After 2 months on the road, I realized, I am not ready to go home yet. Home will always be my home. But I can see and feel that there is more for me than going back home and I am yet to see the best part of the adventure. On the first 3 months on the road was the toughest time. I lost one job. And it has been difficult for me to send money for my family back home. Yes, being a Filipino and a breadwinner, we are obliged to give back to parents after school or after you make your own money. This is not a responsibility but a norm in Filipino culture. I have met a British guy who was living in Thailand for the past 10 years and asked me if I am sending money for support and I said yes. It was difficult to be traveling, working and supporting your family all at the same time. I feel like I was a swan back then — graceful in the outside but struggling in the inside. Don’t get me wrong, my family was so supportive even if I have to stop supporting them until I can get back on my feet.
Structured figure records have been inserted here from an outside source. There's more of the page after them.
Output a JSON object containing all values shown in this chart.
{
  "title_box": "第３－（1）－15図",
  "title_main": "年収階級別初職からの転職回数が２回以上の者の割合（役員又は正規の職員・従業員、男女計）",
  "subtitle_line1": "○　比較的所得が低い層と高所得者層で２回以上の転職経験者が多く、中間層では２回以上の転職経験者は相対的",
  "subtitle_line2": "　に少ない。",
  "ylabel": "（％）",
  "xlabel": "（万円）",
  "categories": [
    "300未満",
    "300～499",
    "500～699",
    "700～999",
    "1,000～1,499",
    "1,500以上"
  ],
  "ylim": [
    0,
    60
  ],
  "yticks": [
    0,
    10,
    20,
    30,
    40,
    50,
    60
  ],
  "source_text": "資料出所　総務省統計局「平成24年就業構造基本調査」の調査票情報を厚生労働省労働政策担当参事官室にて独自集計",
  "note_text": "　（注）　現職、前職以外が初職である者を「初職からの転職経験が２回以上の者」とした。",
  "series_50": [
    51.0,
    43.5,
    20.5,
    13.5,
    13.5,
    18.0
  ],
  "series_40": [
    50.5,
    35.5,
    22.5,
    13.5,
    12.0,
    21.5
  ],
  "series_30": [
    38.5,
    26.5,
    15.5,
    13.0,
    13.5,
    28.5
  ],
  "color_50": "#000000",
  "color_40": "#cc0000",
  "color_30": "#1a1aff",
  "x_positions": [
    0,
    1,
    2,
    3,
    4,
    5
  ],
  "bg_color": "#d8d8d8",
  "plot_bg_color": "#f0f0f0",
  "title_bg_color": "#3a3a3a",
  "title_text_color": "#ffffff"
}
Few months after, I started volunteering — this is the best way to travel cheaply and you get to meet volunteers from around the world. In total, I have volunteered more than 3 months in Thailand and Malaysia. In return, I made good friends which until now, I still keep in contact with. I learn to be more patient and learn the business in hospitality. When I was the receptionist of a resort, I have attended to several guests in the middle of my meal. I have faced angry customers and believe me, I am not the best in attending the needs of others. So hats off to people who are doing great in their work in hospitality.
Whats my daily routine?
I used to work for a full time job (40 hrs) during the day and a part time job (20 hrs) on the other side. So, I have to work 60 hours per week to maintain and still keep my job for a longer period. When my contract ended in my full time job, I have to be creative and decided to volunteer to at least cut the cost of my expenses. I volunteered at least 5 hrs a day (average depends on the host) for 6 days a week. After I finish my shift, I will carry on with my part time job online. Freelancing and working double shifts is difficult to juggle. When I was on the road, I met equally dedicated individuals who will used every means to save and earn while on the road. I realized, the most industrious, dedicated and creative people are travelers. We will work on whatever job it takes to save and continue the life on the road. It is the total opposite of what the notion of other people out of traveling circle. We work hard to save and see the world even if it means, less relaxing time, more odd jobs, and less socialization.
For the entire 8 months of traveling, it was not a matter of how much you need to be ready and prepared in your backpacking journey. When the things get difficult, just believe that everything will be alright. Great things happen at the right time.
“Travel is never a matter of money but of courage.”
Right now, I am already dreaming of my next destination to travel. I am thankful of the blessing that I got a great job here in Maldives. While exploring the nearby islands and island resorts, I couldn’t stop dreaming of my next long term adventure. The question is no longer how but when.